Trade Balance and Portfolio Theorie of Exchange Rates: A Graphic Illustration

Although exchange rate theory has made substantial advances in recent years with the portfolio or asset market approach, even now many students still find themselves confronted with textbooks and lectures with choose, at least as a point of departure, the traditional exchange rate explanation using the familiar supply/demand diagram used for the goods markets. This flow approach was gradually displaced with the introduction of portfolio theory by an asset-holding approach to exchange rate explanation. The latter requires that at all times the exchange rates assume a level at which economic entities are still just prepared to hold assets in various currencies.
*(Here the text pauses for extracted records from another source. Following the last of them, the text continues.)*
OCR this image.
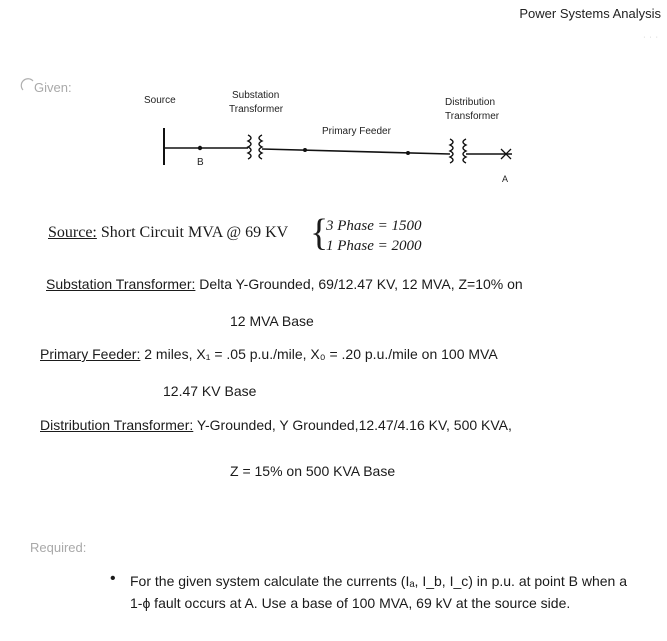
Power Systems Analysis
· · ·
Given:
Source	Substation
Transformer
Primary Feeder
Distribution
Transformer
B
A
Source: Short Circuit MVA @ 69 KV {
3 Phase = 1500
1 Phase = 2000
Substation Transformer: Delta Y-Grounded, 69/12.47 KV, 12 MVA, Z=10% on
12 MVA Base
Primary Feeder: 2 miles, X₁ = .05 p.u./mile, X₀ = .20 p.u./mile on 100 MVA
12.47 KV Base
Distribution Transformer: Y-Grounded, Y Grounded,12.47/4.16 KV, 500 KVA,
Z = 15% on 500 KVA Base
Required:
• For the given system calculate the currents (Iₐ, I_b, I_c) in p.u. at point B when a 1-ϕ fault occurs at A. Use a base of 100 MVA, 69 kV at the source side.
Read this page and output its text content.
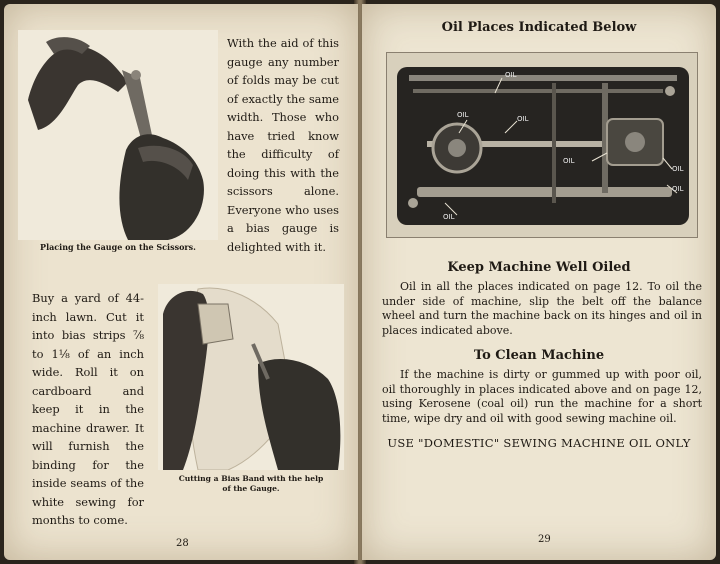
With the aid of this gauge any number of folds may be cut of exactly the same width. Those who have tried know the difficulty of doing this with the scissors alone. Everyone who uses a bias gauge is delighted with it.
Placing the Gauge on the Scissors.
Buy a yard of 44-inch lawn. Cut it into bias strips ⅞ to 1⅛ of an inch wide. Roll it on cardboard and keep it in the machine drawer. It will furnish the binding for the inside seams of the white sewing for months to come.
Cutting a Bias Band with the help of the Gauge.
28
Oil Places Indicated Below
OIL
OIL	OIL
OIL
OIL
OIL
OIL
Keep Machine Well Oiled
Oil in all the places indicated on page 12. To oil the under side of machine, slip the belt off the balance wheel and turn the machine back on its hinges and oil in places indicated above.
To Clean Machine
If the machine is dirty or gummed up with poor oil, oil thoroughly in places indicated above and on page 12, using Kerosene (coal oil) run the machine for a short time, wipe dry and oil with good sewing machine oil.
USE "DOMESTIC" SEWING MACHINE OIL ONLY
29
That on this basis trade flows are in many instances unjustifiably neglected has been demonstrated in a diversity of research studies. The object of the present essay is to explain the exchange rate-determining role of the trade balance within the framework of the portfolio approach in the simplest possible, didactically easily accessible manner. Since a trade balance disequilibrium leaves the offers of assets in the currencies involved unaffected, any exchange rate change must be attributed to shifts in the demand for assets. The latter may occur because an unsquared trade balance may be connected with asset redistributions between home and abroad. The decisive factor for the exchange rate is the currency form in which it is desired to build up or reduce assets at home and abroad. The usual exchange rate reaction to a trade balance disequilibrium occurs when – at the original exchange rate – people at home and abroad have a preference to execute the great majority of asset changes in their own currency. This result can be derived in a simple manner with a graphic presentation. Graph analysis also seems to make it evident that with other preference constellations an abnormal reaction of the exchange rates is possible.